State regulators are giving a wind farm in southwestern North Dakota another year to install technology to mitigate the blinking red lights atop its turbines, with the hope that a new dimming system pans out.
Montana-Dakota Utilities will have until the end of 2022 to equip its Thunder Spirit wind farm near Hettinger with technology so that the lights don’t blink bright red all night long. The company asked for the extension because it’s interested in a system known as Lighting Intensity Dimming Solution, which adjusts the intensity of the lights based on weather and visibility conditions. The technology developer, Technostrobe, is in the process of securing approval from the Federal Aviation Administration, a necessary step before dimming systems can be installed at wind farms in the United States.
The dimming system has received approval from a Canadian transportation agency and is in use at a wind farm in Quebec.
“This technology is pretty promising,” PSC Chair Julie Fedorchak said at a commission meeting last week. “It makes sense to me to allow the technology to develop and see if we can try it and test it at this site to see how it works.”
Fedorchak said the commission’s approval of the extension for Thunder Spirit is not meant as a sign that it will grant one for every wind farm operator that asks.
The North Dakota Legislature in 2017 passed a law mandating that wind farms install light mitigation technology. The FAA requires lights atop wind turbines to alert pilots to the presence of the giant towers at night, but when the lights blink bright red, they can be a nuisance at night to people living nearby.
Just one type of technology to mitigate the lights is available so far: a radar-based system that keeps the lights off unless an aircraft flies in the wind farm’s vicinity. It’s been installed at a number of newer wind farms in North Dakota that had to meet a deadline at the end of 2019 to install mitigation technology.
The deadline for older wind farms such as Thunder Spirit is the end of this year.
MDU sought bids for the two types of mitigation systems. The radar-based one is expected to cost more than $3 million, whereas the dimming technology is anticipated to cost under $1 million, Fedorchak said.
In its application for an extension, MDU said it’s in its “customers’ best interest to delay the installation of currently approved light-mitigation technology given the higher costs and operating expenses when compared with LIDS.”
Jeff Grabner, managing director of wind for Technostrobe, told the Tribune he’s hopeful a decision from the FAA on the dimming technology will come this year.

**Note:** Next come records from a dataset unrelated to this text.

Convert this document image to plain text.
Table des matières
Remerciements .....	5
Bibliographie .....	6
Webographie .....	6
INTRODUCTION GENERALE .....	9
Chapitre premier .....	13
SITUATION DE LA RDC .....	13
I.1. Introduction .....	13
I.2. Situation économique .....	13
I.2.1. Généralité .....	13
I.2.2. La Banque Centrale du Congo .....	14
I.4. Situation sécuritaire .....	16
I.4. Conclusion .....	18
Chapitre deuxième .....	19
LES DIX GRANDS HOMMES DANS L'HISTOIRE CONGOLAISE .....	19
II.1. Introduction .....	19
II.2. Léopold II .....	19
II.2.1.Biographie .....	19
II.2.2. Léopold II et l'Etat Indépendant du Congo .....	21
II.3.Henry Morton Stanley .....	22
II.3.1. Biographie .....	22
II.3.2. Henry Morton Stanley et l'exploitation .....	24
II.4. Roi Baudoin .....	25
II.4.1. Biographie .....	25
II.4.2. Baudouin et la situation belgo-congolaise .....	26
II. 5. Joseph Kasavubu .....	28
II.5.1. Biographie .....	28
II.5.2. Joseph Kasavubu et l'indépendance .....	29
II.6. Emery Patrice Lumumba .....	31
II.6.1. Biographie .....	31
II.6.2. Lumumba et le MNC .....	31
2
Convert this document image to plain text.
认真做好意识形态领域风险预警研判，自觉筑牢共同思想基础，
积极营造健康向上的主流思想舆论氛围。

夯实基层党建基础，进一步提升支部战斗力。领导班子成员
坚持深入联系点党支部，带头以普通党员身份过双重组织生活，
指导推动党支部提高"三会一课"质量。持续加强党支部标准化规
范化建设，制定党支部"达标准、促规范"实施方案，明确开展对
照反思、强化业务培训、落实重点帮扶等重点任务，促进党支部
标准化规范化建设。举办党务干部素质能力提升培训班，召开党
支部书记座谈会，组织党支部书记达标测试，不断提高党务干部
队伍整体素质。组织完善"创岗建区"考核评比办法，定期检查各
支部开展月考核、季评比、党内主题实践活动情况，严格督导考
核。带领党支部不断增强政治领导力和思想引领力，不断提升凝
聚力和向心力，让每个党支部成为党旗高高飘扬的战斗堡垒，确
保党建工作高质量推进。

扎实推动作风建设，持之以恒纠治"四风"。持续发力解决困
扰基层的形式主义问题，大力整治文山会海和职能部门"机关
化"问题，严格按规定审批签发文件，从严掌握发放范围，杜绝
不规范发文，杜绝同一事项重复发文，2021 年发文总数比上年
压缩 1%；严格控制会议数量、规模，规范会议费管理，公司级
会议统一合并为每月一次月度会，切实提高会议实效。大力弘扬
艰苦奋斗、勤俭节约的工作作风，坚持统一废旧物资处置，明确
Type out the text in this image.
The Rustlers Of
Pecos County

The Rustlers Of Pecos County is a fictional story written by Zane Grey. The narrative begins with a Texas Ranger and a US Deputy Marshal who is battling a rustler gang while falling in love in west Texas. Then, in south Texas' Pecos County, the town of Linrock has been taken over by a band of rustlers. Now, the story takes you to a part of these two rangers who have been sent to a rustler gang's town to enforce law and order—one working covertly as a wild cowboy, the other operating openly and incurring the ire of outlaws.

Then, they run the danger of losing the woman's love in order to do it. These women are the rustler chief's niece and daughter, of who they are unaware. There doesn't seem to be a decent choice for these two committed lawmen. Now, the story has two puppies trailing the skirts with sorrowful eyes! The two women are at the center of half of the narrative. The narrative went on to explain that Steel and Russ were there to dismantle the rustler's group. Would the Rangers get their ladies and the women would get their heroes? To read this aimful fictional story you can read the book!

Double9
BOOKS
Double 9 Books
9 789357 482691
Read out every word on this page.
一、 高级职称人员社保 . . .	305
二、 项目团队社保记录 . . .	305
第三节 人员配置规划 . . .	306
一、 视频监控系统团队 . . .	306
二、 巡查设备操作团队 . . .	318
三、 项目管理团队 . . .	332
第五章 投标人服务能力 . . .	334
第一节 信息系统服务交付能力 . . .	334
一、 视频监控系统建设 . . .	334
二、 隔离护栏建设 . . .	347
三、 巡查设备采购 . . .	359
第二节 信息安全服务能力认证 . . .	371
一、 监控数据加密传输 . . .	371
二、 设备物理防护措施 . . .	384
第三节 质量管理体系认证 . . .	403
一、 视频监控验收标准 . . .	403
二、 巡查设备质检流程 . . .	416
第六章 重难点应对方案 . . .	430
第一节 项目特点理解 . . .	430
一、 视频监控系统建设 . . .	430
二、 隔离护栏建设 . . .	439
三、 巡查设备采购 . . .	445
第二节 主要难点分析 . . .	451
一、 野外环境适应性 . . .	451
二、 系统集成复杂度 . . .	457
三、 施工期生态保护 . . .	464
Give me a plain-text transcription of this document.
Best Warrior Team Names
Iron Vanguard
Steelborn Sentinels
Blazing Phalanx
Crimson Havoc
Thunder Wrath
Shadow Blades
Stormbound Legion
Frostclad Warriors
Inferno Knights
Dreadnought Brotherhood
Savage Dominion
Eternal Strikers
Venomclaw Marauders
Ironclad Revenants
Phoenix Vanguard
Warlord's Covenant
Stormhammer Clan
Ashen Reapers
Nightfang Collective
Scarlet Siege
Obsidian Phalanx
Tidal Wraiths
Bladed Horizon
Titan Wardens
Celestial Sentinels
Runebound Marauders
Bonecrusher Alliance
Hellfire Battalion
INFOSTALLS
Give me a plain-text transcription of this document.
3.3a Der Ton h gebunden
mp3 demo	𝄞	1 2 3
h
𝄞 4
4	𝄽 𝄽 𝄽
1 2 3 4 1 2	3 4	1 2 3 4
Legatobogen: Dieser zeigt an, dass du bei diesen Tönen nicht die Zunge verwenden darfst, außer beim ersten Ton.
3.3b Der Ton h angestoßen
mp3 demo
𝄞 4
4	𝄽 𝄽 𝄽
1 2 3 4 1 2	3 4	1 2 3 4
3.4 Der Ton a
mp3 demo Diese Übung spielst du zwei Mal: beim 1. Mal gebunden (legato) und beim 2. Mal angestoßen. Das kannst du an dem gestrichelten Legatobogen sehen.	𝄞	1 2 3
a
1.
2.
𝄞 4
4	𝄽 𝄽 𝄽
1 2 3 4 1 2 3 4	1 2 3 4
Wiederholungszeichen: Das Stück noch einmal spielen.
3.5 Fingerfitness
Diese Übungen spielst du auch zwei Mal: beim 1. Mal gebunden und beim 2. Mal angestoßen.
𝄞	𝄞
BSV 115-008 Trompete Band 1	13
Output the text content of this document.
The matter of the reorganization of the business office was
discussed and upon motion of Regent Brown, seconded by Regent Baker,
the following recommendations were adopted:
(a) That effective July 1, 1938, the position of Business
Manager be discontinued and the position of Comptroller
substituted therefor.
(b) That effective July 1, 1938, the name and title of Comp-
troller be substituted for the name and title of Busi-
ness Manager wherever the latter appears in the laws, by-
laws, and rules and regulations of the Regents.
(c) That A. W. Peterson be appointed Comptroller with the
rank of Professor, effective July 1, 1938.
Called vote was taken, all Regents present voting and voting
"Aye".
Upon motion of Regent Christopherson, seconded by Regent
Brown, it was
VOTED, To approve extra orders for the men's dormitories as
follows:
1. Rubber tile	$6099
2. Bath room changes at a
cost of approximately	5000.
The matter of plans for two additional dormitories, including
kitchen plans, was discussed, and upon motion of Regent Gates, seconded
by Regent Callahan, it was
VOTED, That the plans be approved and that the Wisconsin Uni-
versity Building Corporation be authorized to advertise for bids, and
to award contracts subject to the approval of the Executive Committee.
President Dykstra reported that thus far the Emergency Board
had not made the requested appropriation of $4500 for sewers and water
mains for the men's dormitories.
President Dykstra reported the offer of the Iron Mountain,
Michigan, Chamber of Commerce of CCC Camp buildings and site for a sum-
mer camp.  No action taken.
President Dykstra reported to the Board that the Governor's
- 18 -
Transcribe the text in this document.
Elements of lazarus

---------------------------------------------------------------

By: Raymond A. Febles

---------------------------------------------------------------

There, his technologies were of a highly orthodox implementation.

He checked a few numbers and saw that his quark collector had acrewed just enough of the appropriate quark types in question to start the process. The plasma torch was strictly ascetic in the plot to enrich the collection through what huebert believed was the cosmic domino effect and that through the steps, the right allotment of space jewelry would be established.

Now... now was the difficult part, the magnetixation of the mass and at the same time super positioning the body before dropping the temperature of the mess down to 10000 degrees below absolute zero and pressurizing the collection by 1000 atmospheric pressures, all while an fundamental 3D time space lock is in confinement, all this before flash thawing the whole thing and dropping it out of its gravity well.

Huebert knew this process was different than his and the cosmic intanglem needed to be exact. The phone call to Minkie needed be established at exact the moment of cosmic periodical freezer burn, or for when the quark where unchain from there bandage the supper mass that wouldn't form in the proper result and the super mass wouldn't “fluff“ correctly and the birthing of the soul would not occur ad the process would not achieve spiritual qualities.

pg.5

If it’s not approved, MDU would have to order the radar-based system by November to meet the extended deadline the PSC has granted, company spokesman Mark Hanson said.
Fedorchak said the dimming system could solve concerns raised by Minot Air Force Base about the radar-based system, as the military routinely flies helicopters past wind farms for missions related to intercontinental ballistic missiles buried in the North Dakota countryside. Among the Air Force’s concerns is that lights blinking only when helicopters fly past could alert an enemy to their location.
Commissioner Randy Christmann said the military’s concerns make the dimming system worthy of further consideration. He said he’s been disappointed by the performance of the radar-based systems, which initially kept the lights off only about 40% of the night at some wind farms in North Dakota as tractors and birds inadvertently caused them to blink. Wind farm operators have made tweaks to their systems, and the lights at those facilities now stay off about 80% of the time, one told the PSC at a meeting in December 2020.
“Has it been an improvement? Yes, but it’s not having the lights off nearly as much as I’d hoped that it would,” Christmann said.
Several newer wind farms failed to meet the 2019 installation deadline and were fined.
Meanwhile, the PSC is advocating for a tweak to the state’s light mitigation law that would give commissioners greater flexibility in issuing a waiver or time extension for compliance. The measure, House Bill 1095, has passed the House and now goes to the Senate.